EL ARTE DE SER PERRO
A la memoria de Lula
Al contrario que los perros, los hombres estamos educados para el ejercicio de la traición y la ingratitud. Para brincar a la yugular a la menor oportunidad, o volver la cabeza cuando el amigo nos necesita. Para escoger el camino más fácil entre la solidaridad y la indiferencia no nos quebramos la cabeza. Estamos formados para dar media vuelta cuando las cosas se complican.
Amamos a los perros porque se dejan acariciar. Todo el tiempo, en cualquier circunstancia. Ante quien sea. Delante de quien se trate, no importa en dónde se esté. El perro colabora en esa caricia. Sabe que en el fondo toda caricia es una suerte de complicidad. Esa caricia no acontece impunemente.

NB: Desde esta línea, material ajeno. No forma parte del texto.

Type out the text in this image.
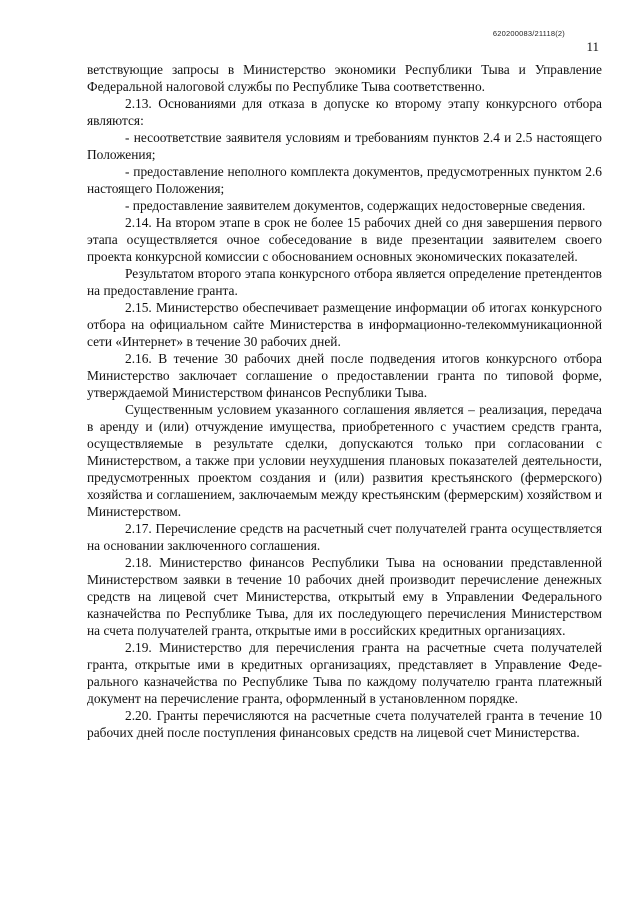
620200083/21118(2)
11

ветствующие запросы в Министерство экономики Республики Тыва и Управление Федеральной налоговой службы по Республике Тыва соответственно.

2.13. Основаниями для отказа в допуске ко второму этапу конкурсного отбора являются:

- несоответствие заявителя условиям и требованиям пунктов 2.4 и 2.5 настоящего Положения;

- предоставление неполного комплекта документов, предусмотренных пунктом 2.6 настоящего Положения;

- предоставление заявителем документов, содержащих недостоверные сведения.

2.14. На втором этапе в срок не более 15 рабочих дней со дня завершения первого этапа осуществляется очное собеседование в виде презентации заявителем своего проекта конкурсной комиссии с обоснованием основных экономических показателей.

Результатом второго этапа конкурсного отбора является определение претендентов на предоставление гранта.

2.15. Министерство обеспечивает размещение информации об итогах конкурсного отбора на официальном сайте Министерства в информационно-телекоммуникационной сети «Интернет» в течение 30 рабочих дней.

2.16. В течение 30 рабочих дней после подведения итогов конкурсного отбора Министерство заключает соглашение о предоставлении гранта по типовой форме, утверждаемой Министерством финансов Республики Тыва.

Существенным условием указанного соглашения является – реализация, передача в аренду и (или) отчуждение имущества, приобретенного с участием средств гранта, осуществляемые в результате сделки, допускаются только при согласовании с Министерством, а также при условии неухудшения плановых показателей деятельности, предусмотренных проектом создания и (или) развития крестьянского (фермерского) хозяйства и соглашением, заключаемым между крестьянским (фермерским) хозяйством и Министерством.

2.17. Перечисление средств на расчетный счет получателей гранта осуществляется на основании заключенного соглашения.

2.18. Министерство финансов Республики Тыва на основании представленной Министерством заявки в течение 10 рабочих дней производит перечисление денежных средств на лицевой счет Министерства, открытый ему в Управлении Федерального казначейства по Республике Тыва, для их последующего перечисления Министерством на счета получателей гранта, открытые ими в российских кредитных организациях.

2.19. Министерство для перечисления гранта на расчетные счета получателей гранта, открытые ими в кредитных организациях, представляет в Управление Федерального казначейства по Республике Тыва по каждому получателю гранта платежный документ на перечисление гранта, оформленный в установленном порядке.

2.20. Гранты перечисляются на расчетные счета получателей гранта в течение 10 рабочих дней после поступления финансовых средств на лицевой счет Министерства.
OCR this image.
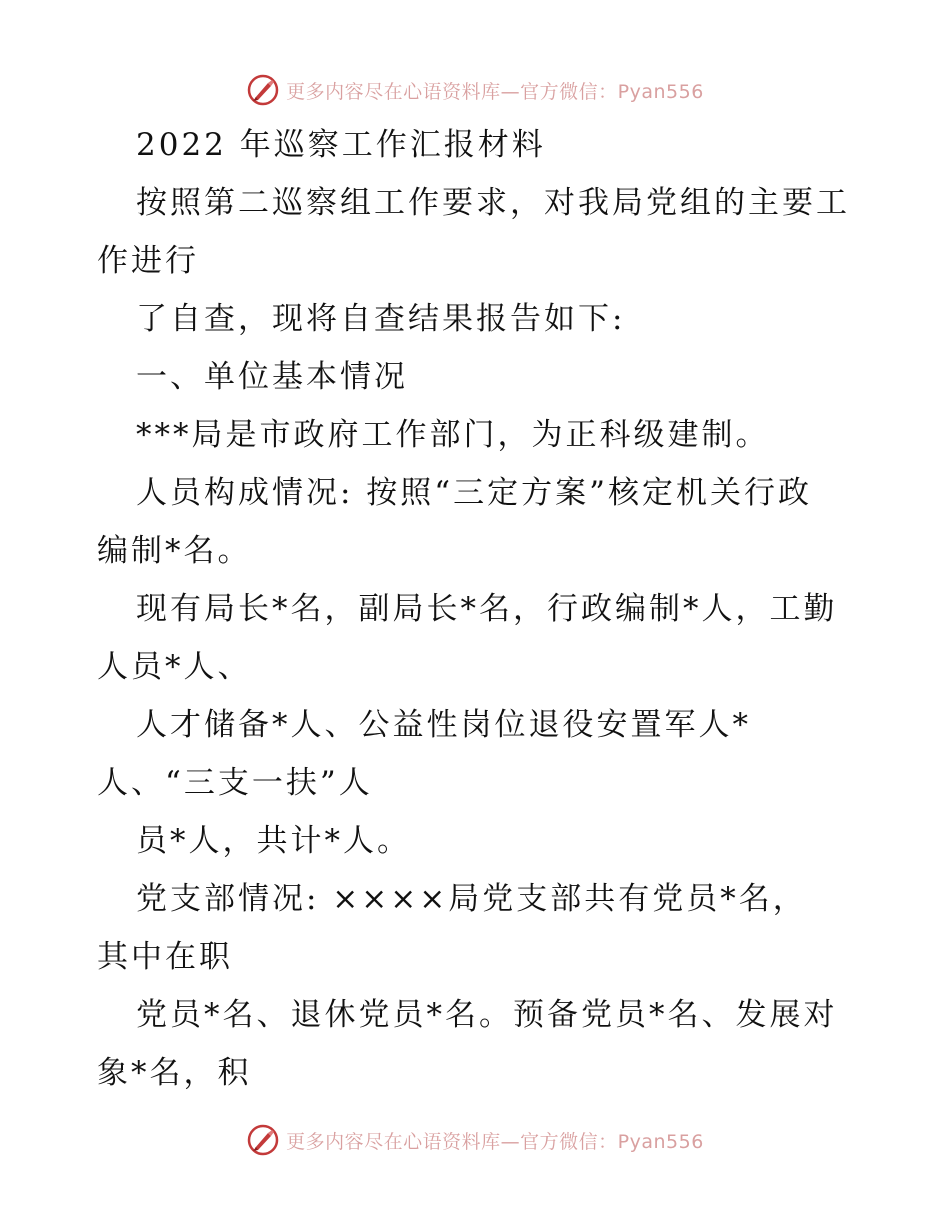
更多内容尽在心语资料库—官方微信：Pyan556
2022 年巡察工作汇报材料
按照第二巡察组工作要求，对我局党组的主要工
作进行
了自查，现将自查结果报告如下:
一、单位基本情况
***局是市政府工作部门，为正科级建制。
人员构成情况: 按照“三定方案”核定机关行政
编制*名。
现有局长*名，副局长*名，行政编制*人，工勤
人员*人、
人才储备*人、公益性岗位退役安置军人*
人、“三支一扶”人
员*人，共计*人。
党支部情况: ××××局党支部共有党员*名，
其中在职
党员*名、退休党员*名。预备党员*名、发展对
象*名，积
更多内容尽在心语资料库—官方微信：Pyan556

Dice Borges. El hombre que acaricia a un animal dormido –por animal dormido yo asumiría que se trata de un perro– está salvando al mundo.
Amamos a los perros porque son tiernos. Pocos ojos tan expresivos como los de un can. Más allá de la obtusa discusión respecto de si los perros tienen o no alma, los ojos de un canino cuando nos miran delatan la quietud del lago que yace en la más honda profundidad de ese ser.
Amamos a los perros porque descubrimos en ellos aquello de lo que nosotros carecemos: la paciencia.
Hoy día, el adiestramiento de la paciencia ha pasado a mejor vida. Todo mundo tiene prisa. Todo mundo anda a la carrera, sin tiempo para escuchar una confesión. Sin un par de segundos para ponerlos a disposición del interlocutor. La paciencia exige humildad para escuchar sin juzgar. Para no tomar partido.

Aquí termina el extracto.